Sunday, July 26, 2015


It's been a busy week in Goat World.

The vet came out Wednesday for the annual herd check and shots. One of the injections (in the thigh muscle) is quite unpleasant for the goats. Even placid Azalea tried to run right through me.

I couldn't help it. It HURT!
(I know, Azalea. I'm sorry.)

Some of the goats are still walking stiffly and LeShodu, the matriarch doe, was limping this morning. I'm keeping an eye on her, in case something other than the shot is causing a problem. Four days seems like a long time for an injection site to be causing increased discomfort. Meanwhile, I added a water bucket inside the barn, so LeShodu doesn't have to go up and down the long ramp just for a drink.

Thursday I pulled out all the 2.5-gallon storage bags of 2015 cashmere, and began choosing and preparing fiber to send off for a professional assessment. Actually it is a fleece competition with fiber judged by age groups and gender and so on, but I'm not expecting any prizes for this fiber. I'm just very interested in getting specific feedback from a very experienced judge of cashmere.

The rules require sending entire, raw, fleeces. No cleaning, dehairing or other treatment is permitted, except the requested removal of what fiber-folk call "VM." This is vegetable matter. Bits of hay, seeds, etc.

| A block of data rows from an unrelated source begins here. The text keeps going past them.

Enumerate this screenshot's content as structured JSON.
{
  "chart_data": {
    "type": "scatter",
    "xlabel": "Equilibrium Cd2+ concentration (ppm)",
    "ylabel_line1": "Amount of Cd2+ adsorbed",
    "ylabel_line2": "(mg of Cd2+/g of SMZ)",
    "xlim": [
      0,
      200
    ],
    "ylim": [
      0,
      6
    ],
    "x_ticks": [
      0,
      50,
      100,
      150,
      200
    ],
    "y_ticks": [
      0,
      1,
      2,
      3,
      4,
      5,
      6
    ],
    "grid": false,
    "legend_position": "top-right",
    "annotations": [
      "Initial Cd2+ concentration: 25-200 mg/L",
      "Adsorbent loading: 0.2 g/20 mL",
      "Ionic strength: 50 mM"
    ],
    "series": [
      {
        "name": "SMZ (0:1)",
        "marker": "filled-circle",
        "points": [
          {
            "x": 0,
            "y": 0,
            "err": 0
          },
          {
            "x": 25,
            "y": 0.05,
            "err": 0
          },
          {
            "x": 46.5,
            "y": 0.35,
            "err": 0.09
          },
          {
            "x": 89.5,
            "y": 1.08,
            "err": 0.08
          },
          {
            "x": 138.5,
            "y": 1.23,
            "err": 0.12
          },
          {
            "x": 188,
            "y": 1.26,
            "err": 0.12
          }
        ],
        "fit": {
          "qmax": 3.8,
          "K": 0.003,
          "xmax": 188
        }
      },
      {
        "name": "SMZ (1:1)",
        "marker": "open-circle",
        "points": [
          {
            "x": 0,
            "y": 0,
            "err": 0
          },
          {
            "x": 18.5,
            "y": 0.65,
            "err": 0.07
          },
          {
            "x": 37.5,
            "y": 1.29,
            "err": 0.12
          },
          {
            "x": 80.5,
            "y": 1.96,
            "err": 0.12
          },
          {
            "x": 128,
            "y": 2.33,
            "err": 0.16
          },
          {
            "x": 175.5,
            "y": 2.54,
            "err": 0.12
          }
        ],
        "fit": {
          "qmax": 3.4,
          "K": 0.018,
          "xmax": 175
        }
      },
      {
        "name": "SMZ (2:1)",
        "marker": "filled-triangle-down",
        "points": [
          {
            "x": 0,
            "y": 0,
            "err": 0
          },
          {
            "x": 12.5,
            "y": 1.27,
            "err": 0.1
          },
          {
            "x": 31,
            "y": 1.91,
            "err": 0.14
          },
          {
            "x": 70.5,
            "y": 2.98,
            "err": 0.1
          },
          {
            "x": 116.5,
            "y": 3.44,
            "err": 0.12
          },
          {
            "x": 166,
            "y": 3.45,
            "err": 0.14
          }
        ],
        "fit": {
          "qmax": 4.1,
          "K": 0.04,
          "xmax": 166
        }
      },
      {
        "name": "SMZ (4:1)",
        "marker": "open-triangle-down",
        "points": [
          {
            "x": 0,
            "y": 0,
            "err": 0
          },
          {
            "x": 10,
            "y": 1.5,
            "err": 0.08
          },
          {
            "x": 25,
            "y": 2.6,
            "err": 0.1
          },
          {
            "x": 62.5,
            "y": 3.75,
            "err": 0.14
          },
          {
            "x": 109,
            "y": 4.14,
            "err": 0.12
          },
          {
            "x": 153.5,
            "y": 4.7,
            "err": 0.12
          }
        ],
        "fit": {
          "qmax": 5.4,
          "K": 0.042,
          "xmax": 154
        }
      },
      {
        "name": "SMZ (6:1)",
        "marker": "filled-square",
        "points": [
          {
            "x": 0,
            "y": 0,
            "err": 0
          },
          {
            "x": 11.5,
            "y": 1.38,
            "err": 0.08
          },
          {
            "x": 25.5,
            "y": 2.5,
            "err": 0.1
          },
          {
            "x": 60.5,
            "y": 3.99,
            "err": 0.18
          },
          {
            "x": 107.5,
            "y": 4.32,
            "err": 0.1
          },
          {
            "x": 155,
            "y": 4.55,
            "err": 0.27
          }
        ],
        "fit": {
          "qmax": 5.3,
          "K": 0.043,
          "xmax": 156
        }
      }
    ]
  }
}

If you knit or crochet or weave, you may have noticed occasional tiny bits of plant material spun right into the yarn. It's not uncommon, even in commercial yarn. In very "rustic" yarns, some of which are quite expensive, there may be a lot of VM. Individual knitters have different thresholds for how much is acceptable. Personally, I don't like it. But I think for some people, finding a bit of hay spun into the yarn makes them feel more connected to the original source. Fortunately, in the wide, wide world of yarn, there is plenty of variation to keep us all entertained!

I chose five fleeces to submit. One was unbelievably clean:

(As always, left-click to embiggen.)

This was the total VM removed from the entire fleece:

The little areas that look out of focus? Cashmere fibers.

The other four fleeces got more attention. One I decided to go through quickly, removing only pieces of hay which I could easily grab and tease out of the clinging cashmere with my fingertips. The other three fleeces, I spent several hours on - carefully examining one cotton-candy handful at a time and removing every tiny bit of leaf or seed with finepoint tweezers. These fleeces weren't terribly full of VM; I just really got into the process - it was meditative.

from Azalea's very first combing

Also it was enjoyable to be handling the fiber again. During harvest season, the combing goes on and on (as long-time readers can attest), and there's a constant concern about the weather, the condition of each goat, and my ability to comb. By comparison, spending a couple of days prepping fleeces was downright fun!

I wasn't sure of the best way to mail five 2.5 gallon bags, so I put them all together in a huge plastic bag and carried them into the Post Office like Santa Claus. The funny thing was - and it was funny, even the helpful postwoman laughed! - this massive bag weighed 25 ounces. Yep. That's cashmere.

I regretfully smooshed the air out of the bags and got them all into a medium-sized shipping box. But the zip on each bag was left open just a tiny bit for air flow, and when the recipient opens the box tomorrow, those bags will all puff right up again. Not quite as much as Dick Van Dyke's famous package, but still...puffy.

Originally I had planned to attend this event, which includes a workshop on fiber assessment (much needed) and a lobster bake on the beach (much anticipated). I rented a room through AirBnB for a couple of nights so I could rest after the drive up and before the drive back - several hours each way. But my yearn to learn had sidestepped reality. I've had to reluctantly admit that I'm just not up to it physically.

So yesterday I cancelled my reservation. I won't get to see the fiber from other herds, and that is a loss. And I won't learn more about fiber assessment firsthand from a top-notch judge. Not this time. But I did manage to select and prep and submit five fleeces from my little gang, so I feel pretty good about that!


Dara says:
You don't have to go anywhere to learn about cashmere.
I'm right here! What do you need to know?